Début 2021, le groupe d’échange « Alerte aux populations et gestion des risques » accueillait M. Dongo Rémi Kouabenan, professeur de psychologie du travail et ergonomie à l’Université de Grenoble. Découvrez une synthèse des échanges autour de l’alerte des populations en cas de crise, le poids des perceptions et des croyances, les critères d’un bon message d’alerte et des pistes pour promouvoir des comportements de sécurité.

 

Notre perception des risques influe sur nos comportements, nos décisions en cas de crise. Deux éléments sont importants dans la perception des risques :

  • L’identification des risques : les personnes ont-elles conscience du risque ?
  • L’évaluation des risques : les individus évaluent les risques suivant diverses dimensions : la gravité potentielle d’un risque, la probabilité qu’il se réalise, leur capacité à contrôler la situation, etc.

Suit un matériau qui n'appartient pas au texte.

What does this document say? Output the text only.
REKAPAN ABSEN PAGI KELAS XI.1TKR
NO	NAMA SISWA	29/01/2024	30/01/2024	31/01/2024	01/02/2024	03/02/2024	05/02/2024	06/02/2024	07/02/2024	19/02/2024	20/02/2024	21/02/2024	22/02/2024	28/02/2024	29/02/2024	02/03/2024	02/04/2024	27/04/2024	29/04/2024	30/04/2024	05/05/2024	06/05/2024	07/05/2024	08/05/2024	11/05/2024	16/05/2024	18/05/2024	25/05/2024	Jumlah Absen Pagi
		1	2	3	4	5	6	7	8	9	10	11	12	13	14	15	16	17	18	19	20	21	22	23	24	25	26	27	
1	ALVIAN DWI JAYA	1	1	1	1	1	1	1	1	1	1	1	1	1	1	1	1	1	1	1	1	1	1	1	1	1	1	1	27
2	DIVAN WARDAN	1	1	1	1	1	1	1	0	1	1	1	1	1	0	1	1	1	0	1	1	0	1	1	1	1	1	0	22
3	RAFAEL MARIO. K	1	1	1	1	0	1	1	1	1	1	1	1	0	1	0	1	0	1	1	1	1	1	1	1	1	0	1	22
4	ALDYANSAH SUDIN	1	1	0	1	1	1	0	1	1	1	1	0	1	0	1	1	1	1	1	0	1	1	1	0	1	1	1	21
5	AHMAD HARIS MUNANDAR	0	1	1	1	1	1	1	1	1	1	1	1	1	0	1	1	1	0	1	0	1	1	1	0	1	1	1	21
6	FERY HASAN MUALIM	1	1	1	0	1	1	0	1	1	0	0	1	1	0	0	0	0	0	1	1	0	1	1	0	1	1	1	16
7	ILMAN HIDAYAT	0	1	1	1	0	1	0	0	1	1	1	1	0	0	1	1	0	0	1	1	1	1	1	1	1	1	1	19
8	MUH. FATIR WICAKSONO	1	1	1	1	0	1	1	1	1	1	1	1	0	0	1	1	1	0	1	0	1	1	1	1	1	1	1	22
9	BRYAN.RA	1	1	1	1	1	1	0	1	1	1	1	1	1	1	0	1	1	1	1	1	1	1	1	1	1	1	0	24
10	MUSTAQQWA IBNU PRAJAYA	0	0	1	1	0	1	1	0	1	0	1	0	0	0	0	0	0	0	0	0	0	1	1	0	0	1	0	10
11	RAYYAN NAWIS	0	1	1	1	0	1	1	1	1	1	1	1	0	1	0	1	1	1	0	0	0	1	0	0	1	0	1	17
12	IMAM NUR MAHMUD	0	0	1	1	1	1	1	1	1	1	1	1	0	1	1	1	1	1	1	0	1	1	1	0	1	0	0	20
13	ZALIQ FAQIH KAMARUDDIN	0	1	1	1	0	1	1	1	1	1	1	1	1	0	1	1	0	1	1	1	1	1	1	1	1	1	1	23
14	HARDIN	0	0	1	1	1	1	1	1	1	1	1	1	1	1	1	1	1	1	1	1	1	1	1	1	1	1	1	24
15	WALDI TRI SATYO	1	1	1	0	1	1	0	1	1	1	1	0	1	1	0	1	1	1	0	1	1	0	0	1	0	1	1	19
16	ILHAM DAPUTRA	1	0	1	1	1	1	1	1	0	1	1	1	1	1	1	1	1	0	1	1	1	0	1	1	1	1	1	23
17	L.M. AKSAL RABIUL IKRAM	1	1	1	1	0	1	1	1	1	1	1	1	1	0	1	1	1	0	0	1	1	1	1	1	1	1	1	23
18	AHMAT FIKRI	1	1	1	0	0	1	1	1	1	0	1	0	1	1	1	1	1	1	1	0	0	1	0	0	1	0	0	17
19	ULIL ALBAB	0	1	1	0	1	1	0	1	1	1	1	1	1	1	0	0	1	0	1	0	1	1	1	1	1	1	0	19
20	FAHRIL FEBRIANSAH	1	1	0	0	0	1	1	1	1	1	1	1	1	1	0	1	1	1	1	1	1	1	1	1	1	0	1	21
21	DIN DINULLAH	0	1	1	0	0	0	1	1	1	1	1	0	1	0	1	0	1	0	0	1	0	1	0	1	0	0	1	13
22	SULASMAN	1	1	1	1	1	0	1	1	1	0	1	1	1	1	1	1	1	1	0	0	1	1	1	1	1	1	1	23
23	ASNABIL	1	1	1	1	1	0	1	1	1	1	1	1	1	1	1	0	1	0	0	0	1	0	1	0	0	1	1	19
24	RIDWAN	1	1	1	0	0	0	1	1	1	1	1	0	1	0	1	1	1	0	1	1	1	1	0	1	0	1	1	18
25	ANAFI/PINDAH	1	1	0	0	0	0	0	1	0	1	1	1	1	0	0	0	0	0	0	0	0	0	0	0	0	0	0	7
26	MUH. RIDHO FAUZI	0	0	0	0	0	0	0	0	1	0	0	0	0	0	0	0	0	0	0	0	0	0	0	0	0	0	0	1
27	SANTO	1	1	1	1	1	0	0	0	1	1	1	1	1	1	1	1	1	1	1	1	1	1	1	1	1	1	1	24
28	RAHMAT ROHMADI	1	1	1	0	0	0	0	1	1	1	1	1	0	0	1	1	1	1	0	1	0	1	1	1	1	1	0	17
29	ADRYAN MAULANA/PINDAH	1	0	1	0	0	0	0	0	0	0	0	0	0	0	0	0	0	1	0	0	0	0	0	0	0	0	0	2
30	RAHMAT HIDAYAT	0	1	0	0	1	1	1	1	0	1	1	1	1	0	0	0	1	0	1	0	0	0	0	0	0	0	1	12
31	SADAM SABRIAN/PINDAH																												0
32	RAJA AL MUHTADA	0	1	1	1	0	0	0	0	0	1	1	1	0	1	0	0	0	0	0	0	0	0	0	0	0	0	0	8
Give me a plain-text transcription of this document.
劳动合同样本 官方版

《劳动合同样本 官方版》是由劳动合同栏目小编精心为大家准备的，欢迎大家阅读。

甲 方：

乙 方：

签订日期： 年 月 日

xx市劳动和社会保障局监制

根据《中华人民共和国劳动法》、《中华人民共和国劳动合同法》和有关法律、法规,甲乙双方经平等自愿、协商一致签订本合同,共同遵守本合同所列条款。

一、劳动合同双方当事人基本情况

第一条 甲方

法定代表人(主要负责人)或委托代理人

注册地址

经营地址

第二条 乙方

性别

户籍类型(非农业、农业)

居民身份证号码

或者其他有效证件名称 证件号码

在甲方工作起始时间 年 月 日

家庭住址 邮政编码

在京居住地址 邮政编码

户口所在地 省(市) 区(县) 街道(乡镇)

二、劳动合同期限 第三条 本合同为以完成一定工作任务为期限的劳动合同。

Un individu peut être conscient du risque et de sa gravité mais, estimant à tort avoir les moyens de contrôler la situation, peut ne pas réagir au moment opportun ou faire un mauvais choix. C’est le cas par exemple d’une personne qui va chercher son véhicule lors d’une inondation, pensant en avoir le temps malgré la crue. 

 

| La perception des risques varie selon les risques et les personnes |

De nombreux paramètres influent négativement ou positivement sur la perception des risques (Cf. Kouabenan et al, 2006)*. A commencer par des paramètres liés aux risques :

  • La familiarité avec le risque : un individu habitué à un risque a tendance à le minimiser,
  • La contrôlabilité : l’impression que l’individu a de pouvoir contrôler/maîtriser ou non le risque,
  • L’utilité perçue du risque, à travers un rapport coût/bénéfice : le risque de l’anesthésie par exemple,
  • La dimension temporelle de l’effet ou des conséquences du risque, qui peut être immédiat (une chute de hauteur) ou différé (la consommation de tabac),
  • La médiatisation qui peut favoriser la conscience de certains risques et pas d’autres, l’exagération de certains risques et pas d’autres,
  • Le nombre de personnes simultanément affectées par le risque,
  • Etc.

Puis des paramètres liés aux personnes elles-mêmes :

  • L’âge, le sexe, l’expérience, l’histoire personnelle par rapport aux risques, la personnalité, la culture…
  • La perception de ses propres compétences à faire face aux risques,
  • Les normes sociales et la pression du groupe,
  • La cible du risque : la perception sera différente selon que le risque touche soi-même, sa famille ou pas.
  • Ces variabilités conduisent à des biais psychologiques, des illusions. Et ces biais vont influencer les comportements face aux risques. Ils vont jouer sur les motivations à respecter ou non les messages de prévention et de protection.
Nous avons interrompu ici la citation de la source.